Васятке чудно стало. Забыв про городские стены, принялся набрасывать мужика, как он топчется, оробев, да в страхе полы подбирает.
И все чудесно перешло на бумагу – и смешно задранная мужикова шуба, и высокая, сползшая набок, заячья шапка, и лапти, и козлиная борода, и суковатая палка в руке, и остервенившаяся собачонка.
А уж как приятно, хорошо было рисовать на гладкой белой бумаге! Уголек сам бежал, ни за что не цепляясь – держи только!
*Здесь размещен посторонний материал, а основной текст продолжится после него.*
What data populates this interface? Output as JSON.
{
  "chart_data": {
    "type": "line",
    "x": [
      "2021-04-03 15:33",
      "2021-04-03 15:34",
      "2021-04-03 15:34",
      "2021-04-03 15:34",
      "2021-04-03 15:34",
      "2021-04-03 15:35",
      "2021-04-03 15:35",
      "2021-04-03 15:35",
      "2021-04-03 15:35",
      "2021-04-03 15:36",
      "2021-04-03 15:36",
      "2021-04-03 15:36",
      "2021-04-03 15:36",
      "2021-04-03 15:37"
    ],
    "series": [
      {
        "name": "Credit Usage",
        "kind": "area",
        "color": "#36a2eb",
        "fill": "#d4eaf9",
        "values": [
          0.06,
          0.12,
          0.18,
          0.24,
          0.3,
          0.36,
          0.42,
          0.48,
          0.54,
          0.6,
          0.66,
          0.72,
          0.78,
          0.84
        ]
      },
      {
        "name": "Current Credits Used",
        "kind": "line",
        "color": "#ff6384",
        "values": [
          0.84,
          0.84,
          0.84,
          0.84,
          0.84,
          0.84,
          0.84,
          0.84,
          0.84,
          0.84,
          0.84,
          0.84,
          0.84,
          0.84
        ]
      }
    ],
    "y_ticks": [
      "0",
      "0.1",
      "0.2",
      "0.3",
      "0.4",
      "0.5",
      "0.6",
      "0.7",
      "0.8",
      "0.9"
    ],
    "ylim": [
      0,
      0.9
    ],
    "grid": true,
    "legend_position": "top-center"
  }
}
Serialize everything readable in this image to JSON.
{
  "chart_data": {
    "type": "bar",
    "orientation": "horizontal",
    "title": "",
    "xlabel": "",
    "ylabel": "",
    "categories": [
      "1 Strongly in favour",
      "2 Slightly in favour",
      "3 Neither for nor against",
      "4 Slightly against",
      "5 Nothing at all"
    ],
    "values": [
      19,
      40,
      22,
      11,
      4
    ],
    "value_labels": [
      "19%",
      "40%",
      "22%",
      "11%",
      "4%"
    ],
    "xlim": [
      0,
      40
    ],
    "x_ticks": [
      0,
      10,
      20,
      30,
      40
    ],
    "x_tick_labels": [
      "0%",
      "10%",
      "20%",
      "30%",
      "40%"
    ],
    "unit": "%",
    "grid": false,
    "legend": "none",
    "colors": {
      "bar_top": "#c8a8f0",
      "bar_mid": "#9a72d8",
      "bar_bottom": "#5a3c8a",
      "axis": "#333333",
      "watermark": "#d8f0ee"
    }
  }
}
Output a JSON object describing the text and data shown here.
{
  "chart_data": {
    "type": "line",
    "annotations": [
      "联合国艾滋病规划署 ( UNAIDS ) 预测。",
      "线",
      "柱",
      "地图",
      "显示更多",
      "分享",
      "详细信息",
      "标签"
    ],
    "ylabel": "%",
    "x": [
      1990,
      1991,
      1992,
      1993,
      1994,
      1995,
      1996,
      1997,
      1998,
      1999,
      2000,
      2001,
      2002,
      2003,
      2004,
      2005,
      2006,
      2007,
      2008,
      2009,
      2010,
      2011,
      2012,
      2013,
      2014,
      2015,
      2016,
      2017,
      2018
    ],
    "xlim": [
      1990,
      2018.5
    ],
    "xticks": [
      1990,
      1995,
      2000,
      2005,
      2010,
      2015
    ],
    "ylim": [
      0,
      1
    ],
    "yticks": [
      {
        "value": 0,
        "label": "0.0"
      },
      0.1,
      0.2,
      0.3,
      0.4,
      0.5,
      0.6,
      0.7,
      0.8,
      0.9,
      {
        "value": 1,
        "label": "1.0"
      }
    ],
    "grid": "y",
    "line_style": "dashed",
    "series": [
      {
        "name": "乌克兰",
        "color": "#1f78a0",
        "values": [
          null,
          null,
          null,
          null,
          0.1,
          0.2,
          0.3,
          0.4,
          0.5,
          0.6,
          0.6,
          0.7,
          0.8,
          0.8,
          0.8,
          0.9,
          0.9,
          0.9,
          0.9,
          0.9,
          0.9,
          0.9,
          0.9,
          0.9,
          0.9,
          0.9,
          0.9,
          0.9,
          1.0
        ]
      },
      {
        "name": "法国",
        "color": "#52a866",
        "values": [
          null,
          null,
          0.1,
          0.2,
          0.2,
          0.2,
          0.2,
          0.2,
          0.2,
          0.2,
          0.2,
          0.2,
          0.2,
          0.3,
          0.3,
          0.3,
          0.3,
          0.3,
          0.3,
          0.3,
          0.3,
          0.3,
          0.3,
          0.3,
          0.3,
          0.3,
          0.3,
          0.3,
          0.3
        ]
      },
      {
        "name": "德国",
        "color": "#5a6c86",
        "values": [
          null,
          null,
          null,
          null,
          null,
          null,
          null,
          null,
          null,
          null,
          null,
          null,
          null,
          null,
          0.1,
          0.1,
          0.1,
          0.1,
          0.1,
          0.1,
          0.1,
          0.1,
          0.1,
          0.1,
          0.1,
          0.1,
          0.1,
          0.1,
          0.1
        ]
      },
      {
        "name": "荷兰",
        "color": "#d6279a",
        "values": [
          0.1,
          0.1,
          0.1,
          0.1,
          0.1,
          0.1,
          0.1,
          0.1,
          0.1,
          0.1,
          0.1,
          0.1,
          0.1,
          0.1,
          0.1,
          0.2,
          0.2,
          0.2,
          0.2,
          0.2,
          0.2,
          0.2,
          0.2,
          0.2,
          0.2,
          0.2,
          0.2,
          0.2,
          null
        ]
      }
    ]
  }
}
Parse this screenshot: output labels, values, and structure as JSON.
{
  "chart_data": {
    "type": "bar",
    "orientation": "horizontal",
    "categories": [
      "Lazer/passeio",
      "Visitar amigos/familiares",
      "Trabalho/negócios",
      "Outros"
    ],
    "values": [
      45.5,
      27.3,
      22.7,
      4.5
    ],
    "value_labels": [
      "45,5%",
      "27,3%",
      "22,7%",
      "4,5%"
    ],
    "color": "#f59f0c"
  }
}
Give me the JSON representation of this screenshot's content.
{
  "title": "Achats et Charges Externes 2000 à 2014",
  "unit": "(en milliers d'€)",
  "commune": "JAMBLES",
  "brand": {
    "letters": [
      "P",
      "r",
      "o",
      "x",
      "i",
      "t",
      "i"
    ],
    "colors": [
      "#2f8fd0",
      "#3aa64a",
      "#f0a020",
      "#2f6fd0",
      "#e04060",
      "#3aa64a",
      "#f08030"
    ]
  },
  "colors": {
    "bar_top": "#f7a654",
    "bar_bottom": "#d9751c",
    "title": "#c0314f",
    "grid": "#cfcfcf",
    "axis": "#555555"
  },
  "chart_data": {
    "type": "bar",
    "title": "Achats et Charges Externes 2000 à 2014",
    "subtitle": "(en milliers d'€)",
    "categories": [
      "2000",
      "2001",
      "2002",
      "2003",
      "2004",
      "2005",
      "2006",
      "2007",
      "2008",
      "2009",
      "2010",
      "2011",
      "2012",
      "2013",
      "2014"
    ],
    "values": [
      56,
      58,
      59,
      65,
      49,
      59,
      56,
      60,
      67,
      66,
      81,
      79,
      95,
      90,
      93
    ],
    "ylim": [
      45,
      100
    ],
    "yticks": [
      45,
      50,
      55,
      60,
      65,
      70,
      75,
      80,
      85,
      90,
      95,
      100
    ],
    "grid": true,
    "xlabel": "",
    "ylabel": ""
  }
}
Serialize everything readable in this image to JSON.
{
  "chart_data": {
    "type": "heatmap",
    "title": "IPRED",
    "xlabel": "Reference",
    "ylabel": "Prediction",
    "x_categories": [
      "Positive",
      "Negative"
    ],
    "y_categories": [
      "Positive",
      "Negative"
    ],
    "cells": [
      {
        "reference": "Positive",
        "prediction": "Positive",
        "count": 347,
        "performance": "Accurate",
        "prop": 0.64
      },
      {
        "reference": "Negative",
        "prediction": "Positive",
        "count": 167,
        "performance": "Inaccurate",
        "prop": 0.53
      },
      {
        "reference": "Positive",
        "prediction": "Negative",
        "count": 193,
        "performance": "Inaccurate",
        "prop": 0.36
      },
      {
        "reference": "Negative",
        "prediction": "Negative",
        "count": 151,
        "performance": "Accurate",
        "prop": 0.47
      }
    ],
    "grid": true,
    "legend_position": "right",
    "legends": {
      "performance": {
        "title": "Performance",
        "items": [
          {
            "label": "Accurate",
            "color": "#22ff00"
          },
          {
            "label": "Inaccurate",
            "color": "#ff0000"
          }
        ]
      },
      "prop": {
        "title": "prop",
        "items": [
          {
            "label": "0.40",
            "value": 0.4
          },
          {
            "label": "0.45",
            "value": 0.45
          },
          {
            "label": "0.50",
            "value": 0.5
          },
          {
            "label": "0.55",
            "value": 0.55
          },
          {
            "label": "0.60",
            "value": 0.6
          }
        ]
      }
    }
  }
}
Какое же сравнение с амбарной дверью или корявой стеной избы, на которых он рисовал дома.
Рисует Васятка и смеется от радости, что хороша бумага и что все на нее, как хотелось, перешло: чудной мужик, чудная собачонка. Забыл, что немцу продан, про родимый дом забыл, про Пегашку, про ночную баталию – про все позабыл. Рисует, смеется.
А кавалер тем временем, кончив свой ландшафт, вылезает из ямы. Изумленно подняв брови, становится за спиной у Васятки. Глядит, хитро подмигивает солдатам, манит их пальчиком, чтоб подошли поглядели.
И те подходят и вместе с кавалером дивятся Васяткиной прыти.
И кавалер хохочет, кидается обнимать мальчонку, лопоча:
– О-ля-ля! Ду ист кюнстлер, малшик![5]
И солдаты негромко, добродушно, удивленные, смеются.
про гусиный перелет, про мертвяков, про торжественный спуск корабля «Пантелеймон»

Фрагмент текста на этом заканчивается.